I think Julien is most likely right. It would be good to verify this
with an experiment. For instance, you could remove the
flush_page_to_ram() call for one test and see if you see any latency
problems.


> One possibility would be to defer the cache flush when the domain is created
> and use the hypercall XEN_DOMCTL_cacheflush to issue the flush.
> 
> Note that XEN_DOMCTL_cacheflush would need some modification to be
> preemptible. But at least, it will work on a GFN which is easier to track.
 
This looks like a solid suggestion. XEN_DOMCTL_cacheflush is already
used by the toolstack in a few places. 

I am also wondering if we can get away with fewer flush_page_to_ram()
calls from alloc_heap_pages() for memory allocations done at boot time
soon after global boot memory scrubbing.


> > > > > I managed to overcome the issue #3 by commenting out all calls to
> > > > > populate_one_size() except the populate_one_size(PFN_4K_SHIFT) in
> > > > > xg_dom_arm.c. This lengthened domain construction, but my "RT" domain
> > > > > didn't experienced so big latency issues.
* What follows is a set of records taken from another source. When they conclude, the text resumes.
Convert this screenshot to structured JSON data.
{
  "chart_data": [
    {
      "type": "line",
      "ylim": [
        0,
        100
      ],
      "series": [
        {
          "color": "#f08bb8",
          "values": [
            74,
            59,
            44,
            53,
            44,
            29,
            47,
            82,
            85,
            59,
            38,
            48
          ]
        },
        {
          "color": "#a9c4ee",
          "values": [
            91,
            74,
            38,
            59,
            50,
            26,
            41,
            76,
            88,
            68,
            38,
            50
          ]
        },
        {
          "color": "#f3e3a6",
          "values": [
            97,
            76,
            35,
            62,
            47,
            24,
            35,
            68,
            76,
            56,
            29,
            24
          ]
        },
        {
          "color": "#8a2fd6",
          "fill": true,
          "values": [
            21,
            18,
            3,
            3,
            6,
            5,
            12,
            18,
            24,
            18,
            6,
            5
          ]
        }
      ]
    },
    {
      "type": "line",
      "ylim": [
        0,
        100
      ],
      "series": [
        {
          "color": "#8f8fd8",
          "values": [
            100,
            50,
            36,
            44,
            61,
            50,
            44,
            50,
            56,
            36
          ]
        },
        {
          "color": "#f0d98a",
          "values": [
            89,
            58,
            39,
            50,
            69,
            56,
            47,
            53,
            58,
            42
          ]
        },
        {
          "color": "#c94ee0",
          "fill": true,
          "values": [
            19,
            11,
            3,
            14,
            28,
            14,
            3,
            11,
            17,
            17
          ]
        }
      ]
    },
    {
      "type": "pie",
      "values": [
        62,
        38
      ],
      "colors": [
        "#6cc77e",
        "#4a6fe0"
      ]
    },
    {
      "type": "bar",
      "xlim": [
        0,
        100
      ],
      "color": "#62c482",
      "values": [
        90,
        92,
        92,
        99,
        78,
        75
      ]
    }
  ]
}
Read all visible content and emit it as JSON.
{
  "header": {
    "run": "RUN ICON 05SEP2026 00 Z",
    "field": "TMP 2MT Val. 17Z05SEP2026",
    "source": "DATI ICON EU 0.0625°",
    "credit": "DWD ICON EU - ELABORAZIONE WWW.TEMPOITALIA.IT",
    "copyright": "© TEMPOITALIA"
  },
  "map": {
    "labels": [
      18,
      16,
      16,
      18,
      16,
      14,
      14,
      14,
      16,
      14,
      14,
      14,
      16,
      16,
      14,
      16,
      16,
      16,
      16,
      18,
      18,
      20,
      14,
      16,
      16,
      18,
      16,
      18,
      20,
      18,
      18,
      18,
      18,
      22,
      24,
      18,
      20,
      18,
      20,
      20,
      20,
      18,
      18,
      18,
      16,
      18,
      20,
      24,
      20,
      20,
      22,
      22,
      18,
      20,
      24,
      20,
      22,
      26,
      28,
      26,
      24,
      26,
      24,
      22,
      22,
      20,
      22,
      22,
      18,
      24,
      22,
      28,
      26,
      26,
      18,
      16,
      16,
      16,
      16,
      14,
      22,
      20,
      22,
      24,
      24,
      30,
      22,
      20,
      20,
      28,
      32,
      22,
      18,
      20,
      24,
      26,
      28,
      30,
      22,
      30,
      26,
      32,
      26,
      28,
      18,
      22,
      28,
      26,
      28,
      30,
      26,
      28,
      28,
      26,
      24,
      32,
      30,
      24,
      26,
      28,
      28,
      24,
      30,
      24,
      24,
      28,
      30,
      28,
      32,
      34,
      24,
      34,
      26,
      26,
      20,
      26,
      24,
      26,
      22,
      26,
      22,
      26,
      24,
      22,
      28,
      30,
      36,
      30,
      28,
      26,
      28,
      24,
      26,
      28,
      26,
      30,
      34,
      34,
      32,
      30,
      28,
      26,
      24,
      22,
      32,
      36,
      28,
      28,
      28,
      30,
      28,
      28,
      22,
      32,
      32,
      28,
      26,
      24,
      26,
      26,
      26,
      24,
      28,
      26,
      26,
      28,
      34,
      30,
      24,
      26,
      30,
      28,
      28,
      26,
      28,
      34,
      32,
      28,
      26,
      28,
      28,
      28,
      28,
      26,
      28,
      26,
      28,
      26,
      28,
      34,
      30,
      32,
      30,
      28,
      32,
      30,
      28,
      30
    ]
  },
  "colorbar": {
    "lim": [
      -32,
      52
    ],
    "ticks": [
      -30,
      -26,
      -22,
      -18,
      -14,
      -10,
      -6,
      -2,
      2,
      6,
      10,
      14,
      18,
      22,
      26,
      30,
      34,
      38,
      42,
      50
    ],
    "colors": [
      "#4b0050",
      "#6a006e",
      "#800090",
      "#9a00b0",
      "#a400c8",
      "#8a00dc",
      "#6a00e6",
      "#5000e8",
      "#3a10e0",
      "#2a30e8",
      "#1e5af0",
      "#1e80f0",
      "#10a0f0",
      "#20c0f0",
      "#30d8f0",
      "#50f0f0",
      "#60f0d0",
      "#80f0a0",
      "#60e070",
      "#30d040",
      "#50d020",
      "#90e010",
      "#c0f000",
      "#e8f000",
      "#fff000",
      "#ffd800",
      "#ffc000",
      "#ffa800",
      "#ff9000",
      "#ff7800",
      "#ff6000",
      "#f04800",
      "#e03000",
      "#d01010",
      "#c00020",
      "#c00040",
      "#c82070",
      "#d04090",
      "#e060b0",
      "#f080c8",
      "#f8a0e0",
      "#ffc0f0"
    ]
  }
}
Apparently all other
> > > > > hypercalls which are used during domain creation are either fast or
> > > > > preemptible. No doubts that my hack lead to page tables inflation and
> > > > > overall performance drop.
> > > > I think we need to follow this up and fix this. Maybe just by adding
> > > > a hypercall continuation to the loop.
> > > 
> > > When I read "hypercall continuation", I read we will return to the
> > > guest context so it can process interrupts and potentially switch to
> > > another task.
> > > 
> > > This means that the guest could issue a second populate_physmap() from
> > > the vCPU. Therefore any restart information should be part of the
> > > hypercall parameters. So far, I don't see how this would be possible.
> > > 
> > > Even if we overcome that part, this can be easily abuse by a guest as
> > > the memory is not yet accounted to the domain. Imagine a guest that
> > > never request the continuation of the populate_physmap(). So we would
> > > need to block the vCPU until the allocation is finished.
> > 
> > Moreover, most of the alloc_heap_pages() sits under spinlock, so first
> > step would be to split this function into smaller atomic parts.
> 
> Do you have any suggestion how to split it?
> 
> > 
> > > I think the first step is we need to figure out which part of the
> > > allocation is slow (see my question above). From there, we can figure
> > > out if there is a way to reduce the impact.
> > 
> > I'll do more tracing and will return with more accurate numbers. But as far
> > as I can see, any loop on 262144 pages will take some time..
> .
> 
> It really depends on the content of the loop. On any modern processors, you
> are very likely not going to notice a loop that update just a flag.
> 
> However, you are likely going to be see an impact if your loop is going to
> clean & invalidate the cache for each page.